Und sie haben gewarnt. Berechtigterweise. Gewarnt vor einem Murks-Gesetz, dass nicht zu mehr Bildung und besserer Betreuung führt – sondern zu ansteigenden Kosten und schlechterer Betreuung und Förderung.

Genützt hatte es nichts: Das Gesetz wurde gegen den Willen der Eltern durchgedrückt – und damit entgegen aller Vorahnungen derer, die ein Schreckensszenario für die frühkindliche Bildung prophezeiten.

Hätten CDU und FDP bloß mal auf die Mahnungen von Eltern, ErzieherInnen und Städten gehört.

Die Dienstleistungsgewerkschaft Verdi kritisiert anderthalb Jahre nach Einführung des Gesetzes sowohl Landesregierung als auch Kibiz – wie ich finde, völlig zu Recht: Einen völligen Neuanfang fordern die Gewerkschafter. Klar sei: Es gibt viel zu wenig Personal, zu wenig Geld, das in die frühkindliche Betreuung investiert wird, außerdem ist das Gesetz ein „bürokratisches und Pädagogik-feindliches Regelwerk“, das „zur Verschlechterung der pädagogischen Arbeit“ geführt hat, findet Verdi.

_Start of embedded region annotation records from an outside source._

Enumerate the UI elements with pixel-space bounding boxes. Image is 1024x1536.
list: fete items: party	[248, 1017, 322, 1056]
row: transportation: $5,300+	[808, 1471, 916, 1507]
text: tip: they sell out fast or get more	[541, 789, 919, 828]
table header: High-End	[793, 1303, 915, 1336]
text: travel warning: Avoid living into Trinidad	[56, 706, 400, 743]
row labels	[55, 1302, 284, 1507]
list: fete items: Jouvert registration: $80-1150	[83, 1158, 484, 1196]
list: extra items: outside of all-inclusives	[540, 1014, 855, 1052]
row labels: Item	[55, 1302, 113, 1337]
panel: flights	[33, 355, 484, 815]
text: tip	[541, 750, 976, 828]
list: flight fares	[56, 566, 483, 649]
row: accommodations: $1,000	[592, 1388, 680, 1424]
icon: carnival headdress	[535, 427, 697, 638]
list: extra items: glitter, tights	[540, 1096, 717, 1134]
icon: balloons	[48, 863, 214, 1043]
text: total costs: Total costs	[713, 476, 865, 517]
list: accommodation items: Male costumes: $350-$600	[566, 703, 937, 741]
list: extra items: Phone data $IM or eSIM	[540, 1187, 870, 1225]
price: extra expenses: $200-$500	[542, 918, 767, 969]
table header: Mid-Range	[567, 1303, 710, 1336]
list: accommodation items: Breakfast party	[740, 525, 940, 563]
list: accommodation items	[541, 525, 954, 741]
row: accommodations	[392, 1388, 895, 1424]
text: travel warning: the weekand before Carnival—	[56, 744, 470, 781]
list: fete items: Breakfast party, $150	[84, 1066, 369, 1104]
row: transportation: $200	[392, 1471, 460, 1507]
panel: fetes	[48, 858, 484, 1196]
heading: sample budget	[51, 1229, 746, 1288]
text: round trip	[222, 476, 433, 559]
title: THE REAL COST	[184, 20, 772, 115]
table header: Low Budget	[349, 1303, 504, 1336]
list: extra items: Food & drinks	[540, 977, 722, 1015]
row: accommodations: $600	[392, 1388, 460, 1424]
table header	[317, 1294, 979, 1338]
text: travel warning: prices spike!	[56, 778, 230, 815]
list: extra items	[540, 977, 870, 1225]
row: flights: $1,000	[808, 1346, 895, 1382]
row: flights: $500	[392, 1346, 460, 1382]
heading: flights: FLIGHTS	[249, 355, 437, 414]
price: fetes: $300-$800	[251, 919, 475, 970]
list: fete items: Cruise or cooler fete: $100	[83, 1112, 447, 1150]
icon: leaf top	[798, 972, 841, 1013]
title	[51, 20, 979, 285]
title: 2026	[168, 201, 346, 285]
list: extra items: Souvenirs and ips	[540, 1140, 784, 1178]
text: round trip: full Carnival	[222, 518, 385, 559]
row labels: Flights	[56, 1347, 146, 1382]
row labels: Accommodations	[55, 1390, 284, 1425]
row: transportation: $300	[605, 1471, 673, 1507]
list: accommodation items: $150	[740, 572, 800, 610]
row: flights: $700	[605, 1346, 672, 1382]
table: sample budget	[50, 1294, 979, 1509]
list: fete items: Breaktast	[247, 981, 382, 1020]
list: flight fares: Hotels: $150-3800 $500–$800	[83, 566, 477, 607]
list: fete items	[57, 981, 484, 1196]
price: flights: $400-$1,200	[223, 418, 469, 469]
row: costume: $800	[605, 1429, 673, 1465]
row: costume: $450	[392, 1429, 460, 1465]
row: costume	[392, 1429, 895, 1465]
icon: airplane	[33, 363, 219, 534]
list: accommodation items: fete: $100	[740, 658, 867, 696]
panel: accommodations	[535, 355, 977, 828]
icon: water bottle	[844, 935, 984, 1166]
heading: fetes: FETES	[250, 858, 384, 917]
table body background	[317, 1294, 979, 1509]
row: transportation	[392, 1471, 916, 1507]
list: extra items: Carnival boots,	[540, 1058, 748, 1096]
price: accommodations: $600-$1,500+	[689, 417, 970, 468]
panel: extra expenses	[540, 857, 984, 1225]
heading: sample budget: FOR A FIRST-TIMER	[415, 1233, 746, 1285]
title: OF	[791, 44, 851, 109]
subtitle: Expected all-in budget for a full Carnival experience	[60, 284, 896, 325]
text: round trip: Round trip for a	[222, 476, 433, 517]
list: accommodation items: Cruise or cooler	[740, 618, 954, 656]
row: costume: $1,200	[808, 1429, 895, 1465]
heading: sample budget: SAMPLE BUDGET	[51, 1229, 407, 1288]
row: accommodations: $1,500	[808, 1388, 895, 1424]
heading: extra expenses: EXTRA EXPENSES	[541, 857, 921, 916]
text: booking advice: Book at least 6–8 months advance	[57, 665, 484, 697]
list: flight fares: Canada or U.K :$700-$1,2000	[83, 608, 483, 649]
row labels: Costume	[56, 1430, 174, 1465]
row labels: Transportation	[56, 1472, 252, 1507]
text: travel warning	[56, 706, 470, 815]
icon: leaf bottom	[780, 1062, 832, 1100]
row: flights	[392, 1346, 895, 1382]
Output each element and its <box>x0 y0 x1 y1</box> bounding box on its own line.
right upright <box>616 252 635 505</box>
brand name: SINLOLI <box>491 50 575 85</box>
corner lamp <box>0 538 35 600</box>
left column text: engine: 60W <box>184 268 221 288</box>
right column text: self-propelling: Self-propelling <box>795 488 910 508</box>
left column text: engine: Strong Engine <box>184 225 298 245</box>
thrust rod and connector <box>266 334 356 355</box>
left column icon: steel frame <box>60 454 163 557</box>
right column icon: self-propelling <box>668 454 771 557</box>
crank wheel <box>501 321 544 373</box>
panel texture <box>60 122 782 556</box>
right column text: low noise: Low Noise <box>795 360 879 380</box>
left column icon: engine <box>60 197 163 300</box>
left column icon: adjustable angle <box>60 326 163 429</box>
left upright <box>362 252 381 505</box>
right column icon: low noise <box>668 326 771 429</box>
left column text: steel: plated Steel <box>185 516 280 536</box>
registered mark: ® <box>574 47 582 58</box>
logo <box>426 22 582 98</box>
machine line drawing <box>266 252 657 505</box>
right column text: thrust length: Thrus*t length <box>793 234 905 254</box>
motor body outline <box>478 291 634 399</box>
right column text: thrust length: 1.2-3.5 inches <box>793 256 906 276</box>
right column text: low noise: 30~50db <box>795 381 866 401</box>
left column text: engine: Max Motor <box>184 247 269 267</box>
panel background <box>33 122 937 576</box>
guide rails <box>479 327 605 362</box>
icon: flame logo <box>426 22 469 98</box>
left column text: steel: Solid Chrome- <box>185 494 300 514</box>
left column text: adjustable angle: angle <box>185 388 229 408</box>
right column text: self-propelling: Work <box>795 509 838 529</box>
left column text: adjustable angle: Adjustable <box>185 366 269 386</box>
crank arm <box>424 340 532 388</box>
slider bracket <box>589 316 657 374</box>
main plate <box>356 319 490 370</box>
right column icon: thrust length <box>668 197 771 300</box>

Kritik, die die SPD-Landtagsabgeordnete Britta Altenkamp teilt: „Unsere zentralen Kritikpunkte an diesem Gesetz haben sich bestätigt.“ Hört man sich die Stellungnahmen an, muss man zu dem Schluss kommen, dass Kibiz eine regelrechte Bruchlandung hingelegt hat. Rumms.

Aber Spulen wir noch einmal zwei Jahre zurück und gönnen uns einen Blick auf die Kibiz-Ziele von Schwarz-Gelb. Ist die Kritik berechtigt? Was wurde erreicht?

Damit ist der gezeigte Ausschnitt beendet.